We thank Dr Oh for his interest and comments on our manuscript. In this study, we reported the frequent occurrence of outer foveolar defects after surgery for small macular holes (MHs) and described their process and period of disappearance. Dr Oh pointed out that hidden photoreceptor defects, which were not detected in time-domain (Stratus OCT; Carl Zeiss Meditec, Dublin, California, USA) optical coherence tomography (OCT) because of the poor resolution, may remain long after surgery. We partly agree with his comment and already have discussed the limitations of using time-domain OCT. However, because of the innate limitations of OCT, which depends on tissue reflectance, even high-resolution OCT cannot replace histologic study. Because a histologic result is required to confirm the integrity of photoreceptors, the term outer foveolar (or foveal ) defect has been used instead of photoreceptor defect in the description of OCT results not only in this study, but also in some previous studies. The histologic results that Dr Oh cited were from the eye that seemed a poor candidate to show a full recovery of photoreceptors after MH sealing. That was a large and chronic MH. As we suggested in the Discussion, full recovery of photoreceptors in the eye is not anticipated.
The main results of our study were obtained using Stratus OCT in all subjects to create a consistent data set. We also collected extra spectral-domain (SD) OCT images from some of the subjects. Although the number of cases was not sufficient to reach any conclusion, the development and complete extinction of outer foveolar defects also were noted in the SD OCT examination. Our observation also is in line with previous studies using SD OCT, which documented the disappearance of outer foveolar defects and the restoration of the inner segment and outer segment junctions in 9 of 28 cases after 6 months. However, we also agree that there may be tiny outer foveolar defects that may not be detected by Stratus OCT, but could be detected by SD OCT. The transverse resolutions of Stratus OCT and SD OCT are reported as 20 and 10 μm, respectively. Thus, with SD OCT it is possible that the mean period for the disappearance of the defects is longer than the 6 months of our study.
In Figure 2, we intended to show a schematic drawing of the MH sealing process.

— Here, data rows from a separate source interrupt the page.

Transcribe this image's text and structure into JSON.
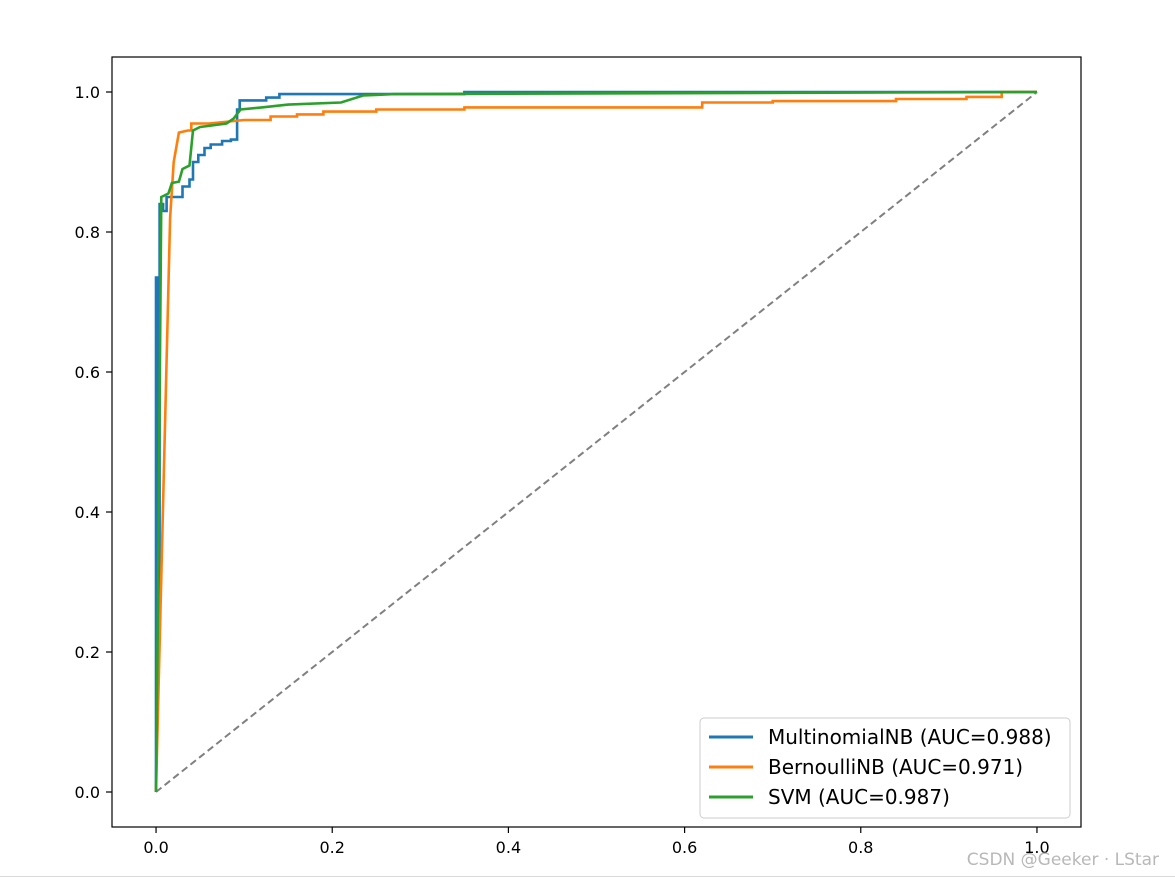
{
  "watermark": "CSDN @Geeker · LStar",
  "chart_data": {
    "type": "line",
    "title": "",
    "xlabel": "",
    "ylabel": "",
    "xlim": [
      -0.05,
      1.05
    ],
    "ylim": [
      -0.05,
      1.05
    ],
    "grid": false,
    "legend_position": "lower-right",
    "xticks": [
      0.0,
      0.2,
      0.4,
      0.6,
      0.8,
      1.0
    ],
    "xtick_labels": [
      "0.0",
      "0.2",
      "0.4",
      "0.6",
      "0.8",
      "1.0"
    ],
    "yticks": [
      0.0,
      0.2,
      0.4,
      0.6,
      0.8,
      1.0
    ],
    "ytick_labels": [
      "0.0",
      "0.2",
      "0.4",
      "0.6",
      "0.8",
      "1.0"
    ],
    "series": [
      {
        "name": "MultinomialNB (AUC=0.988)",
        "color": "#1f77b4",
        "x": [
          0.0,
          0.0,
          0.002,
          0.002,
          0.004,
          0.004,
          0.008,
          0.008,
          0.012,
          0.012,
          0.02,
          0.02,
          0.03,
          0.03,
          0.038,
          0.038,
          0.042,
          0.042,
          0.048,
          0.048,
          0.055,
          0.055,
          0.062,
          0.062,
          0.075,
          0.075,
          0.085,
          0.085,
          0.092,
          0.092,
          0.095,
          0.095,
          0.125,
          0.125,
          0.14,
          0.14,
          0.3,
          0.3,
          0.35,
          0.35,
          1.0
        ],
        "y": [
          0.0,
          0.735,
          0.735,
          0.24,
          0.24,
          0.84,
          0.84,
          0.83,
          0.83,
          0.85,
          0.85,
          0.85,
          0.85,
          0.865,
          0.865,
          0.875,
          0.875,
          0.9,
          0.9,
          0.91,
          0.91,
          0.92,
          0.92,
          0.925,
          0.925,
          0.93,
          0.93,
          0.932,
          0.932,
          0.975,
          0.975,
          0.988,
          0.988,
          0.992,
          0.992,
          0.997,
          0.997,
          0.997,
          0.997,
          1.0,
          1.0
        ]
      },
      {
        "name": "BernoulliNB (AUC=0.971)",
        "color": "#ff7f0e",
        "x": [
          0.0,
          0.0,
          0.016,
          0.02,
          0.026,
          0.036,
          0.04,
          0.04,
          0.06,
          0.1,
          0.13,
          0.13,
          0.16,
          0.16,
          0.19,
          0.19,
          0.25,
          0.25,
          0.35,
          0.35,
          0.62,
          0.62,
          0.7,
          0.7,
          0.84,
          0.84,
          0.92,
          0.92,
          0.96,
          0.96,
          1.0
        ],
        "y": [
          0.0,
          0.0,
          0.82,
          0.9,
          0.942,
          0.945,
          0.945,
          0.955,
          0.955,
          0.96,
          0.96,
          0.965,
          0.965,
          0.968,
          0.968,
          0.972,
          0.972,
          0.975,
          0.975,
          0.978,
          0.978,
          0.985,
          0.985,
          0.987,
          0.987,
          0.99,
          0.99,
          0.993,
          0.993,
          1.0,
          1.0
        ]
      },
      {
        "name": "SVM (AUC=0.987)",
        "color": "#2ca02c",
        "x": [
          0.0,
          0.002,
          0.002,
          0.006,
          0.006,
          0.014,
          0.014,
          0.018,
          0.018,
          0.026,
          0.026,
          0.03,
          0.03,
          0.038,
          0.038,
          0.042,
          0.042,
          0.05,
          0.05,
          0.08,
          0.08,
          0.088,
          0.088,
          0.096,
          0.096,
          0.12,
          0.12,
          0.15,
          0.15,
          0.21,
          0.21,
          0.235,
          0.235,
          0.27,
          0.27,
          1.0
        ],
        "y": [
          0.0,
          0.24,
          0.24,
          0.85,
          0.85,
          0.855,
          0.855,
          0.87,
          0.87,
          0.872,
          0.872,
          0.89,
          0.89,
          0.895,
          0.895,
          0.945,
          0.945,
          0.95,
          0.95,
          0.955,
          0.955,
          0.962,
          0.962,
          0.975,
          0.975,
          0.978,
          0.978,
          0.982,
          0.982,
          0.985,
          0.985,
          0.995,
          0.995,
          0.997,
          0.997,
          1.0
        ]
      }
    ],
    "reference_line": {
      "x": [
        0.0,
        1.0
      ],
      "y": [
        0.0,
        1.0
      ],
      "color": "#808080",
      "style": "dashed"
    }
  }
}
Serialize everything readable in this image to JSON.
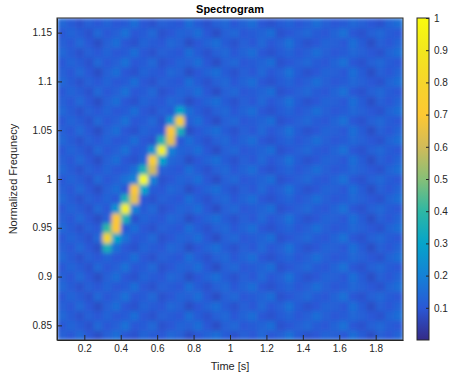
{
  "chart_data": {
    "type": "heatmap",
    "title": "Spectrogram",
    "x_label": "Time [s]",
    "y_label": "Normalized Frequnecy",
    "xlim": [
      0.05,
      1.95
    ],
    "ylim": [
      0.835,
      1.165
    ],
    "xticks": [
      0.2,
      0.4,
      0.6,
      0.8,
      1,
      1.2,
      1.4,
      1.6,
      1.8
    ],
    "yticks": [
      0.85,
      0.9,
      0.95,
      1,
      1.05,
      1.1,
      1.15
    ],
    "colorbar_range": [
      0,
      1
    ],
    "colorbar_ticks": [
      0.1,
      0.2,
      0.3,
      0.4,
      0.5,
      0.6,
      0.7,
      0.8,
      0.9,
      1
    ],
    "x": [
      0.075,
      0.125,
      0.175,
      0.225,
      0.275,
      0.325,
      0.375,
      0.425,
      0.475,
      0.525,
      0.575,
      0.625,
      0.675,
      0.725,
      0.775,
      0.825,
      0.875,
      0.925,
      0.975,
      1.025,
      1.075,
      1.125,
      1.175,
      1.225,
      1.275,
      1.325,
      1.375,
      1.425,
      1.475,
      1.525,
      1.575,
      1.625,
      1.675,
      1.725,
      1.775,
      1.825,
      1.875,
      1.925
    ],
    "y": [
      0.84,
      0.85,
      0.86,
      0.87,
      0.88,
      0.89,
      0.9,
      0.91,
      0.92,
      0.93,
      0.94,
      0.95,
      0.96,
      0.97,
      0.98,
      0.99,
      1,
      1.01,
      1.02,
      1.03,
      1.04,
      1.05,
      1.06,
      1.07,
      1.08,
      1.09,
      1.1,
      1.11,
      1.12,
      1.13,
      1.14,
      1.15,
      1.16
    ],
    "z": [
      [
        0.12,
        0.1,
        0.14,
        0.1,
        0.08,
        0.12,
        0.15,
        0.1,
        0.09,
        0.13,
        0.11,
        0.1,
        0.14,
        0.12,
        0.08,
        0.1,
        0.13,
        0.15,
        0.11,
        0.09,
        0.12,
        0.1,
        0.14,
        0.1,
        0.12,
        0.16,
        0.11,
        0.09,
        0.1,
        0.13,
        0.12,
        0.1,
        0.15,
        0.11,
        0.08,
        0.12,
        0.1,
        0.13
      ],
      [
        0.1,
        0.13,
        0.11,
        0.09,
        0.14,
        0.1,
        0.12,
        0.16,
        0.1,
        0.11,
        0.14,
        0.09,
        0.1,
        0.13,
        0.12,
        0.15,
        0.1,
        0.08,
        0.12,
        0.14,
        0.1,
        0.11,
        0.13,
        0.15,
        0.09,
        0.1,
        0.12,
        0.14,
        0.11,
        0.1,
        0.13,
        0.16,
        0.1,
        0.09,
        0.12,
        0.14,
        0.11,
        0.1
      ],
      [
        0.14,
        0.11,
        0.09,
        0.12,
        0.1,
        0.13,
        0.1,
        0.11,
        0.15,
        0.1,
        0.09,
        0.12,
        0.11,
        0.1,
        0.15,
        0.11,
        0.09,
        0.12,
        0.14,
        0.1,
        0.13,
        0.15,
        0.1,
        0.09,
        0.11,
        0.13,
        0.1,
        0.12,
        0.15,
        0.12,
        0.1,
        0.11,
        0.14,
        0.12,
        0.1,
        0.09,
        0.13,
        0.15
      ],
      [
        0.12,
        0.1,
        0.14,
        0.1,
        0.08,
        0.12,
        0.15,
        0.1,
        0.09,
        0.13,
        0.11,
        0.1,
        0.14,
        0.12,
        0.08,
        0.1,
        0.13,
        0.15,
        0.11,
        0.09,
        0.12,
        0.1,
        0.14,
        0.1,
        0.12,
        0.16,
        0.11,
        0.09,
        0.1,
        0.13,
        0.12,
        0.1,
        0.15,
        0.11,
        0.08,
        0.12,
        0.1,
        0.13
      ],
      [
        0.1,
        0.13,
        0.11,
        0.09,
        0.14,
        0.1,
        0.12,
        0.16,
        0.1,
        0.11,
        0.14,
        0.09,
        0.1,
        0.13,
        0.12,
        0.15,
        0.1,
        0.08,
        0.12,
        0.14,
        0.1,
        0.11,
        0.13,
        0.15,
        0.09,
        0.1,
        0.12,
        0.14,
        0.11,
        0.1,
        0.13,
        0.16,
        0.1,
        0.09,
        0.12,
        0.14,
        0.11,
        0.1
      ],
      [
        0.14,
        0.11,
        0.09,
        0.12,
        0.1,
        0.13,
        0.1,
        0.11,
        0.15,
        0.1,
        0.09,
        0.12,
        0.11,
        0.1,
        0.15,
        0.11,
        0.09,
        0.12,
        0.14,
        0.1,
        0.13,
        0.15,
        0.1,
        0.09,
        0.11,
        0.13,
        0.1,
        0.12,
        0.15,
        0.12,
        0.1,
        0.11,
        0.14,
        0.12,
        0.1,
        0.09,
        0.13,
        0.15
      ],
      [
        0.12,
        0.1,
        0.14,
        0.1,
        0.08,
        0.12,
        0.15,
        0.1,
        0.09,
        0.13,
        0.11,
        0.1,
        0.14,
        0.12,
        0.08,
        0.1,
        0.13,
        0.15,
        0.11,
        0.09,
        0.12,
        0.1,
        0.14,
        0.1,
        0.12,
        0.16,
        0.11,
        0.09,
        0.1,
        0.13,
        0.12,
        0.1,
        0.15,
        0.11,
        0.08,
        0.12,
        0.1,
        0.13
      ],
      [
        0.1,
        0.13,
        0.11,
        0.09,
        0.14,
        0.1,
        0.12,
        0.16,
        0.1,
        0.11,
        0.14,
        0.09,
        0.1,
        0.13,
        0.12,
        0.15,
        0.1,
        0.08,
        0.12,
        0.14,
        0.1,
        0.11,
        0.13,
        0.15,
        0.09,
        0.1,
        0.12,
        0.14,
        0.11,
        0.1,
        0.13,
        0.16,
        0.1,
        0.09,
        0.12,
        0.14,
        0.11,
        0.1
      ],
      [
        0.14,
        0.11,
        0.09,
        0.12,
        0.1,
        0.13,
        0.1,
        0.11,
        0.15,
        0.1,
        0.09,
        0.12,
        0.11,
        0.1,
        0.15,
        0.11,
        0.09,
        0.12,
        0.14,
        0.1,
        0.13,
        0.15,
        0.1,
        0.09,
        0.11,
        0.13,
        0.1,
        0.12,
        0.15,
        0.12,
        0.1,
        0.11,
        0.14,
        0.12,
        0.1,
        0.09,
        0.13,
        0.15
      ],
      [
        0.12,
        0.1,
        0.14,
        0.1,
        0.08,
        0.35,
        0.15,
        0.1,
        0.09,
        0.13,
        0.11,
        0.1,
        0.14,
        0.12,
        0.08,
        0.1,
        0.13,
        0.15,
        0.11,
        0.09,
        0.12,
        0.1,
        0.14,
        0.1,
        0.12,
        0.16,
        0.11,
        0.09,
        0.1,
        0.13,
        0.12,
        0.1,
        0.15,
        0.11,
        0.08,
        0.12,
        0.1,
        0.13
      ],
      [
        0.1,
        0.13,
        0.11,
        0.09,
        0.14,
        0.8,
        0.3,
        0.16,
        0.1,
        0.11,
        0.14,
        0.09,
        0.1,
        0.13,
        0.12,
        0.15,
        0.1,
        0.08,
        0.12,
        0.14,
        0.1,
        0.11,
        0.13,
        0.15,
        0.09,
        0.1,
        0.12,
        0.14,
        0.11,
        0.1,
        0.13,
        0.16,
        0.1,
        0.09,
        0.12,
        0.14,
        0.11,
        0.1
      ],
      [
        0.14,
        0.11,
        0.09,
        0.12,
        0.1,
        0.4,
        0.7,
        0.11,
        0.15,
        0.1,
        0.09,
        0.12,
        0.11,
        0.1,
        0.15,
        0.11,
        0.09,
        0.12,
        0.14,
        0.1,
        0.13,
        0.15,
        0.1,
        0.09,
        0.11,
        0.13,
        0.1,
        0.12,
        0.15,
        0.12,
        0.1,
        0.11,
        0.14,
        0.12,
        0.1,
        0.09,
        0.13,
        0.15
      ],
      [
        0.12,
        0.1,
        0.14,
        0.1,
        0.08,
        0.12,
        0.7,
        0.35,
        0.09,
        0.13,
        0.11,
        0.1,
        0.14,
        0.12,
        0.08,
        0.1,
        0.13,
        0.15,
        0.11,
        0.09,
        0.12,
        0.1,
        0.14,
        0.1,
        0.12,
        0.16,
        0.11,
        0.09,
        0.1,
        0.13,
        0.12,
        0.1,
        0.15,
        0.11,
        0.08,
        0.12,
        0.1,
        0.13
      ],
      [
        0.1,
        0.13,
        0.11,
        0.09,
        0.14,
        0.1,
        0.25,
        0.95,
        0.2,
        0.11,
        0.14,
        0.09,
        0.1,
        0.13,
        0.12,
        0.15,
        0.1,
        0.08,
        0.12,
        0.14,
        0.1,
        0.11,
        0.13,
        0.15,
        0.09,
        0.1,
        0.12,
        0.14,
        0.11,
        0.1,
        0.13,
        0.16,
        0.1,
        0.09,
        0.12,
        0.14,
        0.11,
        0.1
      ],
      [
        0.14,
        0.11,
        0.09,
        0.12,
        0.1,
        0.13,
        0.1,
        0.35,
        0.65,
        0.1,
        0.09,
        0.12,
        0.11,
        0.1,
        0.15,
        0.11,
        0.09,
        0.12,
        0.14,
        0.1,
        0.13,
        0.15,
        0.1,
        0.09,
        0.11,
        0.13,
        0.1,
        0.12,
        0.15,
        0.12,
        0.1,
        0.11,
        0.14,
        0.12,
        0.1,
        0.09,
        0.13,
        0.15
      ],
      [
        0.12,
        0.1,
        0.14,
        0.1,
        0.08,
        0.12,
        0.15,
        0.1,
        0.7,
        0.3,
        0.11,
        0.1,
        0.14,
        0.12,
        0.08,
        0.1,
        0.13,
        0.15,
        0.11,
        0.09,
        0.12,
        0.1,
        0.14,
        0.1,
        0.12,
        0.16,
        0.11,
        0.09,
        0.1,
        0.13,
        0.12,
        0.1,
        0.15,
        0.11,
        0.08,
        0.12,
        0.1,
        0.13
      ],
      [
        0.1,
        0.13,
        0.11,
        0.09,
        0.14,
        0.1,
        0.12,
        0.16,
        0.2,
        1,
        0.2,
        0.09,
        0.1,
        0.13,
        0.12,
        0.15,
        0.1,
        0.08,
        0.12,
        0.14,
        0.1,
        0.11,
        0.13,
        0.15,
        0.09,
        0.1,
        0.12,
        0.14,
        0.11,
        0.1,
        0.13,
        0.16,
        0.1,
        0.09,
        0.12,
        0.14,
        0.11,
        0.1
      ],
      [
        0.14,
        0.11,
        0.09,
        0.12,
        0.1,
        0.13,
        0.1,
        0.11,
        0.15,
        0.35,
        0.6,
        0.12,
        0.11,
        0.1,
        0.15,
        0.11,
        0.09,
        0.12,
        0.14,
        0.1,
        0.13,
        0.15,
        0.1,
        0.09,
        0.11,
        0.13,
        0.1,
        0.12,
        0.15,
        0.12,
        0.1,
        0.11,
        0.14,
        0.12,
        0.1,
        0.09,
        0.13,
        0.15
      ],
      [
        0.12,
        0.1,
        0.14,
        0.1,
        0.08,
        0.12,
        0.15,
        0.1,
        0.09,
        0.13,
        0.75,
        0.3,
        0.14,
        0.12,
        0.08,
        0.1,
        0.13,
        0.15,
        0.11,
        0.09,
        0.12,
        0.1,
        0.14,
        0.1,
        0.12,
        0.16,
        0.11,
        0.09,
        0.1,
        0.13,
        0.12,
        0.1,
        0.15,
        0.11,
        0.08,
        0.12,
        0.1,
        0.13
      ],
      [
        0.1,
        0.13,
        0.11,
        0.09,
        0.14,
        0.1,
        0.12,
        0.16,
        0.1,
        0.11,
        0.25,
        0.95,
        0.2,
        0.13,
        0.12,
        0.15,
        0.1,
        0.08,
        0.12,
        0.14,
        0.1,
        0.11,
        0.13,
        0.15,
        0.09,
        0.1,
        0.12,
        0.14,
        0.11,
        0.1,
        0.13,
        0.16,
        0.1,
        0.09,
        0.12,
        0.14,
        0.11,
        0.1
      ],
      [
        0.14,
        0.11,
        0.09,
        0.12,
        0.1,
        0.13,
        0.1,
        0.11,
        0.15,
        0.1,
        0.09,
        0.35,
        0.65,
        0.1,
        0.15,
        0.11,
        0.09,
        0.12,
        0.14,
        0.1,
        0.13,
        0.15,
        0.1,
        0.09,
        0.11,
        0.13,
        0.1,
        0.12,
        0.15,
        0.12,
        0.1,
        0.11,
        0.14,
        0.12,
        0.1,
        0.09,
        0.13,
        0.15
      ],
      [
        0.12,
        0.1,
        0.14,
        0.1,
        0.08,
        0.12,
        0.15,
        0.1,
        0.09,
        0.13,
        0.11,
        0.1,
        0.7,
        0.35,
        0.08,
        0.1,
        0.13,
        0.15,
        0.11,
        0.09,
        0.12,
        0.1,
        0.14,
        0.1,
        0.12,
        0.16,
        0.11,
        0.09,
        0.1,
        0.13,
        0.12,
        0.1,
        0.15,
        0.11,
        0.08,
        0.12,
        0.1,
        0.13
      ],
      [
        0.1,
        0.13,
        0.11,
        0.09,
        0.14,
        0.1,
        0.12,
        0.16,
        0.1,
        0.11,
        0.14,
        0.09,
        0.25,
        0.75,
        0.12,
        0.15,
        0.1,
        0.08,
        0.12,
        0.14,
        0.1,
        0.11,
        0.13,
        0.15,
        0.09,
        0.1,
        0.12,
        0.14,
        0.11,
        0.1,
        0.13,
        0.16,
        0.1,
        0.09,
        0.12,
        0.14,
        0.11,
        0.1
      ],
      [
        0.14,
        0.11,
        0.09,
        0.12,
        0.1,
        0.13,
        0.1,
        0.11,
        0.15,
        0.1,
        0.09,
        0.12,
        0.11,
        0.3,
        0.15,
        0.11,
        0.09,
        0.12,
        0.14,
        0.1,
        0.13,
        0.15,
        0.1,
        0.09,
        0.11,
        0.13,
        0.1,
        0.12,
        0.15,
        0.12,
        0.1,
        0.11,
        0.14,
        0.12,
        0.1,
        0.09,
        0.13,
        0.15
      ],
      [
        0.12,
        0.1,
        0.14,
        0.1,
        0.08,
        0.12,
        0.15,
        0.1,
        0.09,
        0.13,
        0.11,
        0.1,
        0.14,
        0.12,
        0.08,
        0.1,
        0.13,
        0.15,
        0.11,
        0.09,
        0.12,
        0.1,
        0.14,
        0.1,
        0.12,
        0.16,
        0.11,
        0.09,
        0.1,
        0.13,
        0.12,
        0.1,
        0.15,
        0.11,
        0.08,
        0.12,
        0.1,
        0.13
      ],
      [
        0.1,
        0.13,
        0.11,
        0.09,
        0.14,
        0.1,
        0.12,
        0.16,
        0.1,
        0.11,
        0.14,
        0.09,
        0.1,
        0.13,
        0.12,
        0.15,
        0.1,
        0.08,
        0.12,
        0.14,
        0.1,
        0.11,
        0.13,
        0.15,
        0.09,
        0.1,
        0.12,
        0.14,
        0.11,
        0.1,
        0.13,
        0.16,
        0.1,
        0.09,
        0.12,
        0.14,
        0.11,
        0.1
      ],
      [
        0.14,
        0.11,
        0.09,
        0.12,
        0.1,
        0.13,
        0.1,
        0.11,
        0.15,
        0.1,
        0.09,
        0.12,
        0.11,
        0.1,
        0.15,
        0.11,
        0.09,
        0.12,
        0.14,
        0.1,
        0.13,
        0.15,
        0.1,
        0.09,
        0.11,
        0.13,
        0.1,
        0.12,
        0.15,
        0.12,
        0.1,
        0.11,
        0.14,
        0.12,
        0.1,
        0.09,
        0.13,
        0.15
      ],
      [
        0.12,
        0.1,
        0.14,
        0.1,
        0.08,
        0.12,
        0.15,
        0.1,
        0.09,
        0.13,
        0.11,
        0.1,
        0.14,
        0.12,
        0.08,
        0.1,
        0.13,
        0.15,
        0.11,
        0.09,
        0.12,
        0.1,
        0.14,
        0.1,
        0.12,
        0.16,
        0.11,
        0.09,
        0.1,
        0.13,
        0.12,
        0.1,
        0.15,
        0.11,
        0.08,
        0.12,
        0.1,
        0.13
      ],
      [
        0.1,
        0.13,
        0.11,
        0.09,
        0.14,
        0.1,
        0.12,
        0.16,
        0.1,
        0.11,
        0.14,
        0.09,
        0.1,
        0.13,
        0.12,
        0.15,
        0.1,
        0.08,
        0.12,
        0.14,
        0.1,
        0.11,
        0.13,
        0.15,
        0.09,
        0.1,
        0.12,
        0.14,
        0.11,
        0.1,
        0.13,
        0.16,
        0.1,
        0.09,
        0.12,
        0.14,
        0.11,
        0.1
      ],
      [
        0.14,
        0.11,
        0.09,
        0.12,
        0.1,
        0.13,
        0.1,
        0.11,
        0.15,
        0.1,
        0.09,
        0.12,
        0.11,
        0.1,
        0.15,
        0.11,
        0.09,
        0.12,
        0.14,
        0.1,
        0.13,
        0.15,
        0.1,
        0.09,
        0.11,
        0.13,
        0.1,
        0.12,
        0.15,
        0.12,
        0.1,
        0.11,
        0.14,
        0.12,
        0.1,
        0.09,
        0.13,
        0.15
      ],
      [
        0.12,
        0.1,
        0.14,
        0.1,
        0.08,
        0.12,
        0.15,
        0.1,
        0.09,
        0.13,
        0.11,
        0.1,
        0.14,
        0.12,
        0.08,
        0.1,
        0.13,
        0.15,
        0.11,
        0.09,
        0.12,
        0.1,
        0.14,
        0.1,
        0.12,
        0.16,
        0.11,
        0.09,
        0.1,
        0.13,
        0.12,
        0.1,
        0.15,
        0.11,
        0.08,
        0.12,
        0.1,
        0.13
      ],
      [
        0.1,
        0.13,
        0.11,
        0.09,
        0.14,
        0.1,
        0.12,
        0.16,
        0.1,
        0.11,
        0.14,
        0.09,
        0.1,
        0.13,
        0.12,
        0.15,
        0.1,
        0.08,
        0.12,
        0.14,
        0.1,
        0.11,
        0.13,
        0.15,
        0.09,
        0.1,
        0.12,
        0.14,
        0.11,
        0.1,
        0.13,
        0.16,
        0.1,
        0.09,
        0.12,
        0.14,
        0.11,
        0.1
      ],
      [
        0.14,
        0.11,
        0.09,
        0.12,
        0.1,
        0.13,
        0.1,
        0.11,
        0.15,
        0.1,
        0.09,
        0.12,
        0.11,
        0.1,
        0.15,
        0.11,
        0.09,
        0.12,
        0.14,
        0.1,
        0.13,
        0.15,
        0.1,
        0.09,
        0.11,
        0.13,
        0.1,
        0.12,
        0.15,
        0.12,
        0.1,
        0.11,
        0.14,
        0.12,
        0.1,
        0.09,
        0.13,
        0.15
      ]
    ]
  }
}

Each illustration is consistent with time-based changes of the fovea on OCTs from different patients. Dr Oh’s comment regarding the process of resolution of outer foveolar defects in Figure 1 is not actually different from the description in the legend of Figure 2 and in the Discussion.
There have been many reports about MH development, but research on MH sealing has been hindered by certain limitations so far. In this regard, this study suggests meaningful observations. However, the sealing mechanism hypothesis provided in this study is based on the inference of the authors. This requires further investigation to be proven. We expect that further studies on the MH sealing process may shed light on the development of more efficient means to induce MH sealing.